İsrail’in saldırılarına uluslararası kamuoyunda sessiz kalınmasına da tepki gösteren Kılıçdaroğlu, “300’e yakın insan hayatını kaybetti, çocuklar var bunların içinde. İsrail’in yaptığı bir katliamdır. 21. yüzyılda yapılıyor bu. Bütün insanlığa çağrıda bulunmak hepimizin görevidir. Kan gövdeyi götürürken dünyanın demokratları ne yapıyor acaba? Neden bu çatışmayı engellemiyorlar? Neden katliamı engellemiyorlar? Orada ölen her çocuğun sorumluluğu bütün dünyada yaşayan insanları ilgilendirir. Her birimizin tek tek sorumluluğu var” dedi.
Süreci tetikleyen Mescid-i Aksa’da sabah namazı sonrasında Filistinliler’e yapılan saldırıyı asla kabul etmeyeceklerini belirten Kılıçdaroğlu, İsrail’in saldırılarını günlerdir devam ettirdiğini belirterek, Filistinliler’in, işgal edilmiş topraklarını geri almak ve bağımsız bir devlet olmak hakkına sahip olduklarını söyledi.
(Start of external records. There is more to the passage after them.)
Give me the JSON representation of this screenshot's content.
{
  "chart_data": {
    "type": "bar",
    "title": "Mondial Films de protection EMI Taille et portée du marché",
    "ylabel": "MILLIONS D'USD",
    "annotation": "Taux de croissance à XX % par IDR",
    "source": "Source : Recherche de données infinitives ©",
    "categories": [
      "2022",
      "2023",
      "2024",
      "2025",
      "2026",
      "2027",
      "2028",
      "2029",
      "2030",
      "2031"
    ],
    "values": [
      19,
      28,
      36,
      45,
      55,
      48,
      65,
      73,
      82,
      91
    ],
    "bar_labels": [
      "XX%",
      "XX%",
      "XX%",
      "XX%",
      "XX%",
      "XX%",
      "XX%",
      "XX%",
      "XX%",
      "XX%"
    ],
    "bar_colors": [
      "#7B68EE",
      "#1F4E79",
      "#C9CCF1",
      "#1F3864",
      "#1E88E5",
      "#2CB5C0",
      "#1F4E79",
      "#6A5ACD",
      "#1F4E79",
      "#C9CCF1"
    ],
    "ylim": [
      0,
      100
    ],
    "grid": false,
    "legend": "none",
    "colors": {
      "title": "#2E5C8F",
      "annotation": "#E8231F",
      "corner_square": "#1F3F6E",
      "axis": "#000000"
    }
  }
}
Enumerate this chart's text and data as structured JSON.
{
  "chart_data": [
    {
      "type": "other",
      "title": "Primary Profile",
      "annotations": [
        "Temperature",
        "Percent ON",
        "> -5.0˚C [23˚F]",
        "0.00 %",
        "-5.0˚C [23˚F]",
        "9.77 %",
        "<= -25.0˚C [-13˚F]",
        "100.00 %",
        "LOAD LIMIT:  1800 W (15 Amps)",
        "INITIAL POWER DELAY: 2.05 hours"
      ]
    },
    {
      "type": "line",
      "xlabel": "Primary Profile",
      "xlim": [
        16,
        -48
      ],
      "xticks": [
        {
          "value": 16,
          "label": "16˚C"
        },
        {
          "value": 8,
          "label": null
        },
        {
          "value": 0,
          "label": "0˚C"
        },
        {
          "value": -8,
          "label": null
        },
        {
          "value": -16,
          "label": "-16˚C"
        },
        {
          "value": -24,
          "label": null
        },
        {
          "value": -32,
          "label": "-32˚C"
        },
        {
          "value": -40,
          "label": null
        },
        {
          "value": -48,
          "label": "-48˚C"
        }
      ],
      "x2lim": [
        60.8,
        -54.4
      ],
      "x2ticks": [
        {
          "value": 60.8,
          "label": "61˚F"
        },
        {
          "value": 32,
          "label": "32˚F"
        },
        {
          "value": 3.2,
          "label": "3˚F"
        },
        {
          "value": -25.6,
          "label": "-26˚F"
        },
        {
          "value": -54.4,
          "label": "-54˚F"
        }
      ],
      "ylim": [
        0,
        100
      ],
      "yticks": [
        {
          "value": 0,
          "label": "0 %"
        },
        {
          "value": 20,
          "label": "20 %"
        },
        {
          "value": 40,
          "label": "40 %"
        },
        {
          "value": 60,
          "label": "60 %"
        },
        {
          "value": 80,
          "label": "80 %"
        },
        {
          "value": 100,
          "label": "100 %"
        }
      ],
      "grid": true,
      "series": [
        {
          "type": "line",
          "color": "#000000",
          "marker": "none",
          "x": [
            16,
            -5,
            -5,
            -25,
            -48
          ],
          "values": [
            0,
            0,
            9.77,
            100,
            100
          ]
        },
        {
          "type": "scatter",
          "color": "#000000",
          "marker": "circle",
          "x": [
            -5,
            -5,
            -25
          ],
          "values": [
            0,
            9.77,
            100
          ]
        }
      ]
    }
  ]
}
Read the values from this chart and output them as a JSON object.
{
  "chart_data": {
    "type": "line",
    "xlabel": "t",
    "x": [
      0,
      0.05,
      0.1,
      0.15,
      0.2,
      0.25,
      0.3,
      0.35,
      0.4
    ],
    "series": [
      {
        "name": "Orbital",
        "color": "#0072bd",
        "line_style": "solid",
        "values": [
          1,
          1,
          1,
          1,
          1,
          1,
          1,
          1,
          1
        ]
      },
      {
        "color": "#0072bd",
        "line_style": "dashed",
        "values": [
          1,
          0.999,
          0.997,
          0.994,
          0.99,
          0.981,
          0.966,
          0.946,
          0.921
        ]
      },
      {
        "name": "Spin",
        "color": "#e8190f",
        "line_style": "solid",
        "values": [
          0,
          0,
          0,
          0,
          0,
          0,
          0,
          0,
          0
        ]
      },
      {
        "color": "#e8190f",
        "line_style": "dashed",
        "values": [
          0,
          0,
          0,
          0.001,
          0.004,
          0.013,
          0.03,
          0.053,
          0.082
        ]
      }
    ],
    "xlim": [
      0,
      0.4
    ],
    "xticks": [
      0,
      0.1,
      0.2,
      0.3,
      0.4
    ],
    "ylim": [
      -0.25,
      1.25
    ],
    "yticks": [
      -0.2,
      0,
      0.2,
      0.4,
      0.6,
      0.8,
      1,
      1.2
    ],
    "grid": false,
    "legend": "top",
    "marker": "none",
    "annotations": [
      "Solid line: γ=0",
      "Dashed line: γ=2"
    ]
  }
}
Kılıçdaroğlu, “Beni üzen, İslam dünyasındaki parçalanma… Kendi ülkesinde barıştan söz edip Filistin’de yapılan katliama sessiz kalan dünya, Birleşmiş Milletler’in bu konuda gerekli çabayı göstermemesi. Bunların tamamı önümüzde duruyor. Filistin halkıyla dayanışmamızı sürdürüyoruz. Filistin, bağımsızlık mücadelesini verirken bizim gençlerimiz de oradaydı. Gençlerimizden bazılarının mezarları hala Filistin’de. Filistin ile tarihi bağlarımız var. Filistin’in bağımsız bir devlet olarak ortaya çıkması en büyük arzumuzdur” diye konuştu.
Bu arada CHP Genel Merkezi’nde dev Filistin bayrağı asıldı. Bayrakta “Zulme sessiz kalan dilsiz şeytandır” ifadesi dikkat çekti.